1. ## summation

$\displaystyle \sum^{n}_{r=1}(\lg \frac{2^r(r+1)}{r})=\sum^{n}_{r=1}[\lg 2^r+\lg (r+1)-\lg r]$

i found the answer to be $\displaystyle (2^n-1)\lg 2 +\lg (n+1)$

Am i correct , or it can be further simplified ? Thanks .

2. Originally Posted by hooke
$\displaystyle \sum^{n}_{r=1}(\lg \frac{2^r(r+1)}{r})=\sum^{n}_{r=1}[\lg 2^r+\lg (r+1)-\lg r]$

i found the answer to be $\displaystyle (2^n-1)\lg 2 +\lg (n+1)$

Am i correct , or it can be further simplified ? Thanks .
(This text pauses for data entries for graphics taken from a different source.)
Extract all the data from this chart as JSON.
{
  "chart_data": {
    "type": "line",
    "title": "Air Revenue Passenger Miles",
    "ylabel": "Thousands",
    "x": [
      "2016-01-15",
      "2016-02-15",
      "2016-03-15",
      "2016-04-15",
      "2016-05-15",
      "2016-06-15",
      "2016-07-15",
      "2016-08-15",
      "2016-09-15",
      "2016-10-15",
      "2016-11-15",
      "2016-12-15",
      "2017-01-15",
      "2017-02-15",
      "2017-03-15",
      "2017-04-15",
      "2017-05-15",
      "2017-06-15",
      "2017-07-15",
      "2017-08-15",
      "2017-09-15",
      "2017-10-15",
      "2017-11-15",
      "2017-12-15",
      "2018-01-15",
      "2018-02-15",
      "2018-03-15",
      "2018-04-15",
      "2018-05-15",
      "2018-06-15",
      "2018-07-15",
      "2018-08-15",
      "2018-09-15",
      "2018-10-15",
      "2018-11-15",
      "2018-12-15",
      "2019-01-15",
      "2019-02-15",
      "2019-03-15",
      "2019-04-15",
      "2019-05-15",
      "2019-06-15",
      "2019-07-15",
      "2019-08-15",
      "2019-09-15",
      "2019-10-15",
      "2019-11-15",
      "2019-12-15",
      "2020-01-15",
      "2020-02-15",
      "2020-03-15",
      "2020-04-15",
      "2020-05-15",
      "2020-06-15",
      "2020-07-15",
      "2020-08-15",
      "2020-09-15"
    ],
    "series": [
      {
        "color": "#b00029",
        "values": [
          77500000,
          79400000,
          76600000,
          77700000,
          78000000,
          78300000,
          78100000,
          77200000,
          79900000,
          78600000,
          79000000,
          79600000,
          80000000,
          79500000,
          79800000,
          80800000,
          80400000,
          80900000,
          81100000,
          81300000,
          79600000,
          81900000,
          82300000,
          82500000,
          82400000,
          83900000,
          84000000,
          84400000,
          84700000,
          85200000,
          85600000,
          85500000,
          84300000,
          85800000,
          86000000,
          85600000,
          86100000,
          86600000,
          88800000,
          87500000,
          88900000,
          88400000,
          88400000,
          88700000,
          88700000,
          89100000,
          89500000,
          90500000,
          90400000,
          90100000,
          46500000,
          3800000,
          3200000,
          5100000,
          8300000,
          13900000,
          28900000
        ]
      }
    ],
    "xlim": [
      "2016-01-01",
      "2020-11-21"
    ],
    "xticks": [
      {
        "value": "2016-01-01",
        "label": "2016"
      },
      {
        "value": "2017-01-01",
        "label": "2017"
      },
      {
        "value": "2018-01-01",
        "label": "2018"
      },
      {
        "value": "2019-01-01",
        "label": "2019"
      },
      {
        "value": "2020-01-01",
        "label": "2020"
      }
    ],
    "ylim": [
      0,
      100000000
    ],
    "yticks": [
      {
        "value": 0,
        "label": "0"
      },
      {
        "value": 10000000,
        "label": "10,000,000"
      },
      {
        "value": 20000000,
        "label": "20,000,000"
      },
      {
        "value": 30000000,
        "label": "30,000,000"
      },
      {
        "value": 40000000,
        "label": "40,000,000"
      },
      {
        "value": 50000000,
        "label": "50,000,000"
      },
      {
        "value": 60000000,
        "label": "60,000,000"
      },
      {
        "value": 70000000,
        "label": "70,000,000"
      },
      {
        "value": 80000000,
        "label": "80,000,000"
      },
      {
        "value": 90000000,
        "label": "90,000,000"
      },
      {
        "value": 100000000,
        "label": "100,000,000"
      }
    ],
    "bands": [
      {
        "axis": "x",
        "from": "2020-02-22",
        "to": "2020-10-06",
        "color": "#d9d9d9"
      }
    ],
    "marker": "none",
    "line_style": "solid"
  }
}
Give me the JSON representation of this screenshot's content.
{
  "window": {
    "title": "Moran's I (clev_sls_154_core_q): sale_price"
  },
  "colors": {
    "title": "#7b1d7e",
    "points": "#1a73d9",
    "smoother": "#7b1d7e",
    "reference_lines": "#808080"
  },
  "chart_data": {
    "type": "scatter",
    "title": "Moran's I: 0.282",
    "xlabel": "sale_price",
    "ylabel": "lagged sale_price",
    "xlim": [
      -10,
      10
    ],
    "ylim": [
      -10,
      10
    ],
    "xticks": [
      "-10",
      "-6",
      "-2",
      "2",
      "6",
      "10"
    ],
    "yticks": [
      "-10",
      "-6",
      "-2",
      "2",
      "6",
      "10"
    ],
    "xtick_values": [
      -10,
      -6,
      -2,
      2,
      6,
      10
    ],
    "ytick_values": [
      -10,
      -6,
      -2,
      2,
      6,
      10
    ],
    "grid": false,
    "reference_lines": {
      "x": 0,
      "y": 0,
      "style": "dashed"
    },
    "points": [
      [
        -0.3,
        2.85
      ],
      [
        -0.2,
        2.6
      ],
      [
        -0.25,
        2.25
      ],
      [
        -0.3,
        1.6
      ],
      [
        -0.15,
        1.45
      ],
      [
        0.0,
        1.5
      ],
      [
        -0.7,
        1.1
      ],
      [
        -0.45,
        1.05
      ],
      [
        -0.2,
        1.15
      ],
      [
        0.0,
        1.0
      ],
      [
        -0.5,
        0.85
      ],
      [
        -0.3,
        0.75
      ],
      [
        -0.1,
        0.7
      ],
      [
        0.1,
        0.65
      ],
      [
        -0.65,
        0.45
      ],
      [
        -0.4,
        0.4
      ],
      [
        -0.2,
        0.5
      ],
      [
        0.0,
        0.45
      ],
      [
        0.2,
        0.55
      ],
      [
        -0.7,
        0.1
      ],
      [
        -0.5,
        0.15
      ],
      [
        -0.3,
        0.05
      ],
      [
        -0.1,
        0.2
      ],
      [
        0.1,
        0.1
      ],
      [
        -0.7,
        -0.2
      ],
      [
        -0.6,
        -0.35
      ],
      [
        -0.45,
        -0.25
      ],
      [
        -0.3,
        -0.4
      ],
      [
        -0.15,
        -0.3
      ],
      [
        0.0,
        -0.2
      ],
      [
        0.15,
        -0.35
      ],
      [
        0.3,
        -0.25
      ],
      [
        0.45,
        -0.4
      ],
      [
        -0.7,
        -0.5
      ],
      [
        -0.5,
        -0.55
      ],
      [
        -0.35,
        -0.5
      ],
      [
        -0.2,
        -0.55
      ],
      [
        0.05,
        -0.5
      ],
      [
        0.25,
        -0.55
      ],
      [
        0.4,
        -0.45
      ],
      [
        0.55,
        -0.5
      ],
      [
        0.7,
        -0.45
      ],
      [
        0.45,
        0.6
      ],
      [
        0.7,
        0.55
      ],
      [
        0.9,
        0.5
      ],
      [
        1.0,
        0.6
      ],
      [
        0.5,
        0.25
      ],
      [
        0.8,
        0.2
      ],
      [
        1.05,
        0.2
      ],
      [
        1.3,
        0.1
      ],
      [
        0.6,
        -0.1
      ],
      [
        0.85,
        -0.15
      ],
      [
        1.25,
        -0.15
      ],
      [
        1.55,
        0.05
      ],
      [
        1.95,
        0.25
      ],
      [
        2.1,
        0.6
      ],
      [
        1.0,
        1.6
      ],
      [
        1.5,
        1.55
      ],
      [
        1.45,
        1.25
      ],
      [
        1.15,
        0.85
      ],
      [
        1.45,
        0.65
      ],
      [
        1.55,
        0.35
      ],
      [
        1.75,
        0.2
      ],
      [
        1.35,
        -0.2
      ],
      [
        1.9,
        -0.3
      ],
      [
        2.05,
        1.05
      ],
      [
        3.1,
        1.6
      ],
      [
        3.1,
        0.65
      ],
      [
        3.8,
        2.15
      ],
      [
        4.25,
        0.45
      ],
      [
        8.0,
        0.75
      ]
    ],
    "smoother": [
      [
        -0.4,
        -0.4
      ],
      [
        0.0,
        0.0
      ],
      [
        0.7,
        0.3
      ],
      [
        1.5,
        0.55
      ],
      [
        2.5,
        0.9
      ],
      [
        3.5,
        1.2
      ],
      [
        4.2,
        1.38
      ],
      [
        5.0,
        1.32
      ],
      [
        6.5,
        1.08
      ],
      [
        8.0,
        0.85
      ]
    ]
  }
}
How did you get that? Assuming lg means log, I get:

$\displaystyle \sum^{n}_{r=1}(\log \frac{2^r(r+1)}{r})=\sum^{n}_{r=1}[\log 2^r+\log (r+1)-\log r]$ $\displaystyle =\log 2\sum^n_{r=1}r+\log (n+1)=\frac{n(n+1)}{2}\,\log 2+\log (n+1)$

Tonio

3. Hello hooke
Originally Posted by hooke
$\displaystyle \sum^{n}_{r=1}(\lg \frac{2^r(r+1)}{r})=\sum^{n}_{r=1}[\lg 2^r+\lg (r+1)-\lg r]$

i found the answer to be $\displaystyle (2^n-1)\lg 2 +\lg (n+1)$

Am i correct , or it can be further simplified ? Thanks .
$\displaystyle \sum^{n}_{r=1}[\lg (r+1)-\lg r]=\lg(n+1)$
$\displaystyle \sum^{n}_{r=1}[\lg 2^r]=\lg 2\sum^{n}_{r=1}[r]$
$\displaystyle =\tfrac12n(n+1)\lg2$